Mitt Romney Just *Might* Be Better for the Economy Than Obama

If you forced liberals to make the economic case for a President Romney, what would they say? Let's find out.

615 romney lights flags.jpg
615 romney lights flags.jpg

Reuters

We all know why Mitt Romney thinks his presidency would help the economy. He claims his tax reform plan would spur growth. He claims Obamacare is holding back hiring, so he'd repeal it. Most people I follow don't find either claim terribly persuasive, since the growth effects of tax reform are small if negligible, and it's low demand, not future regulatory unease, that's the real impediment to job growth.

But even if Romney's wrong, he might yet be right for the economy.

There's a surprisingly robust belief that a Romney presidency -- even if it's a disaster for social issues -- could prove surprisingly, even stealthily, successful for GDP. It goes like this, briefly. A moderate President Romney would delay a shift to austerity, maintaining our healthy, high deficits while pursuing stealth stimulus and long-term deficit reduction plan with Republicans ... all of which has proved just nearly impossible under divided government.
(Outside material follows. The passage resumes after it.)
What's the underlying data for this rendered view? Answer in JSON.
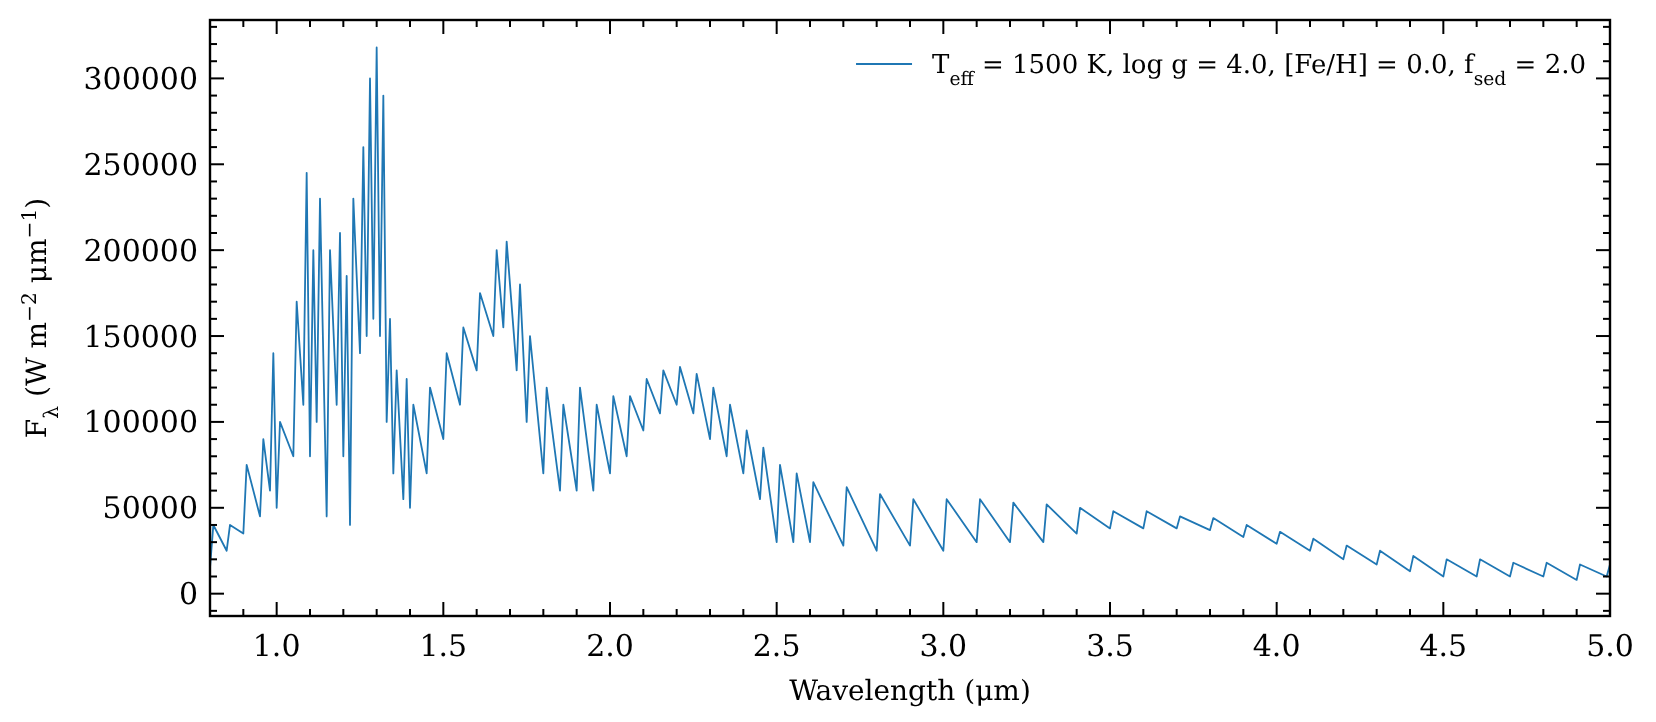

"Romney may deserve the edge" on economics, Matthew Yglesias wrote in his endorsement of Obama this morning for Slate. "I think it's reasonably likely that President Romney would emerge as a closet Keynesian and bring us a lower unemployment rate." In a long piece for New York magazine, Jonathan Chait predicted an out-of-the-gate Romney debt-reduction plan "that increases deficits in the short run [and] allows him to offer a political olive branch to Democrats without breaking faith with his own base." Josh Barro of Bloomberg predicted that Romney could pair higher deficits with a mortgage relief plan favored by his moderate economic advisers.

Should liberals and moderates be more hopeful about the economic prospects of a Romney presidency? I asked a liberal and a moderate.

"I think there may be something to the notion that under a Romney presidency, the GOP would go back to being open to Keynesian stimulus (since they were under Bush)," Michael Linden, director of budget and tax policy at the Center for American Progress, wrote in an email. "We're probably less likely to go over the fiscal cliff if Romney wins and we're definitely less likely to have another debt limit fiasco." Linden noted, however, that Romney had steadfastly avoided a clear or specific policy for housing.

Ron Haskins, a former White House adviser who co-directs the Brookings Center on Children and Families and Budgeting for National Priorities Project, expressed optimism that Romney could uniquely deal with our long-term budget imbalance -- even if he elects to keep deficits high in the short term. "Obama has repeatedly failed to exert leadership on the deficit," he said. "There is no objective way to say Romney is more likely to deal with it, but I think he is. He is inherently a moderate. He's smart, he understands budgets and busienss, and the nature of business is cutting deals." Any deficit reduction deal will require higher tax revenues, and Romney would have a Nixon-in-China opportunity to strike that bargain, Haskins added.

"Of course, I have no way of knowing any of this," he said on the phone. "I'm just responding to your [hypothetical] question."

If Romney does pull out a surprise victory on Tuesday, we will have elected perhaps the most conservative economic agenda in decades -- one that pledges deep tax rate cuts on the rich with unspecified offsets and enacts deep, deep cuts into the parts of the budget that pay for Medicaid, public goods and income security programs. And yet! Liberals can seek solace in the fact that a President Romney would have to tack center in a divided government, and a moderate Republican in the White House be able to enact more short-term stimulus long-term deficit-reduction laws than the incumbent. But essentially, the liberal/moderate case for economic optimism in a GOP Oval Office is: "We hope Romney will change his mind."

Wishful thinking, for sure. But these are liberals, and this is Mitt Romney: They have made more implausible wishes before.